The residents recently sent a distress call following a spate of cases of people suffering from severe stomach pains, vomiting and diarrhoea.
More than 20 families were affected raising fears that the infamous 2008 cholera outbreak had revisited the community.
“I feel very relieved,” Miriam Munyukwi (63) said.
“For me, the borehole brings memories of the safer village wells and I believe it will reduce our exposure to the diseases caused by the dirty water from the taps.
“We will now drink the borehole water and use the tap water for cooking and laundry.”
Munyukwi’s two grandchildren were among those treated for stomach pains at Mbare Polyclinic in the past two weeks.
Like most victims, the six-year-old boy and four-year-old girl complained of stomach pains and passed watery stools for days, eliminating chances of cholera which kills within hours if not treated immediately.
The Mbare cases were referred to Beatrice Road Infectious Diseases Hospital where the victims were examined.
Tests for cholera turned out negative. The disease is caused by bacteria called Vibrio Cholerae and spreads fast in unhygienic conditions.
Among other symptoms, the disease presents itself with watery diarrhoea and sometimes vomiting.
It is contracted through intake of contaminated water and food.
“We suspected cholera because the water we have been getting from the taps looks dirty and is smelly,” Charity Ruka said.
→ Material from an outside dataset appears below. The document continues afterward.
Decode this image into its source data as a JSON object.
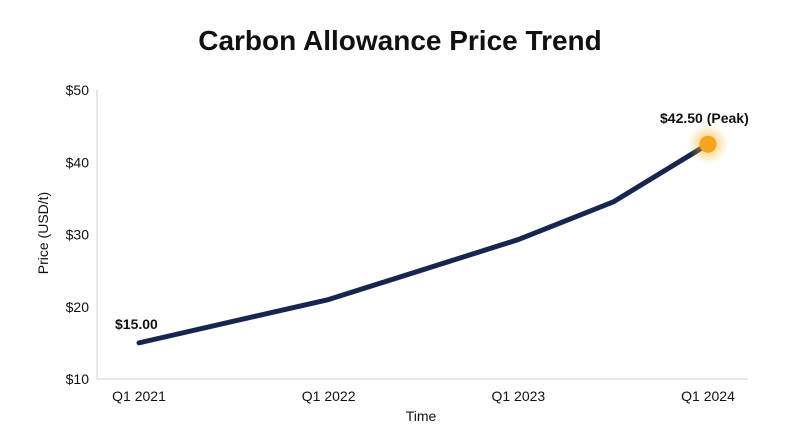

“If examined with the naked eye, the water sometimes looks green in colour and stains clothes when used for laundry.
“My family resorted to buying drinking water from supermarkets long ago but not everyone in this community can afford that.”
Munyukwi said even the Aquatabs tablets given to her by a donor organisation could not adequately “purify” the water.
A substantial amount of green to greyish particles would sit at the bottom of the bucket everytime the tablets were added to the water.
Mbare residents have reason to fear a resurgence of the deadly cholera because their suburb was among those hardest hit by the 2008 outbreak that killed nearly 4 000 people countrywide.
Samuel Mapurisa, the Jourburg Lines Residents’ Committee chairperson said although they were happy about the new borehole, more needed to be done to protect residents of one of Harare’s oldest residential areas.
“We believe that the unclean environment is playing a role in all this,” Mapurisa said.
“There is a lot of uncollected rubbish lying around the suburb and we are exposed to health hazards even more in this rainy season.”
Despite the city’s weekly garbage collection, mounds of litter are found at almost every corner of this part of Mbare.
Flies could be seen buzzing around both on the rubbish piles and in water puddles forming in the potholed roads.
Mapurisa said they also suspected that the water delivery system had broken down and sewerage was leaking, leading to contamination of the water.
Environmental Management Authority publicity manager Steady Kangata said poor waste management practices contribute to outbreaks of water borne diseases including cholera.
“At EMA, we urge all authorities to timeously collect refuse, clear illegal dumps and timeously repair burst sewer pipes,” Kangata said.
“Residents should also timeously report these environmental hazards to authorities so that they can be attended to urgently.
“As for Harare, it sits on its catchment area so all the industrial and domestic pollution is washed into Lake Chivero, the source of drinking water, exposing all of us to health risks.”
Although health officials allayed cholera fears, the Harare Residents Trust urged council to upgrade standards in the area to avoid a likely outbreak.
“The HRT insists that to safeguard the health of residents living under the current squalid living conditions in Jourburg Lines, relevant authorities should urgently address the issue of overcrowding, dilapidated water and sewerage reticulation infrastructure and improve service provision, especially refuse collection,” reads part of a statement by the residents’ organisation.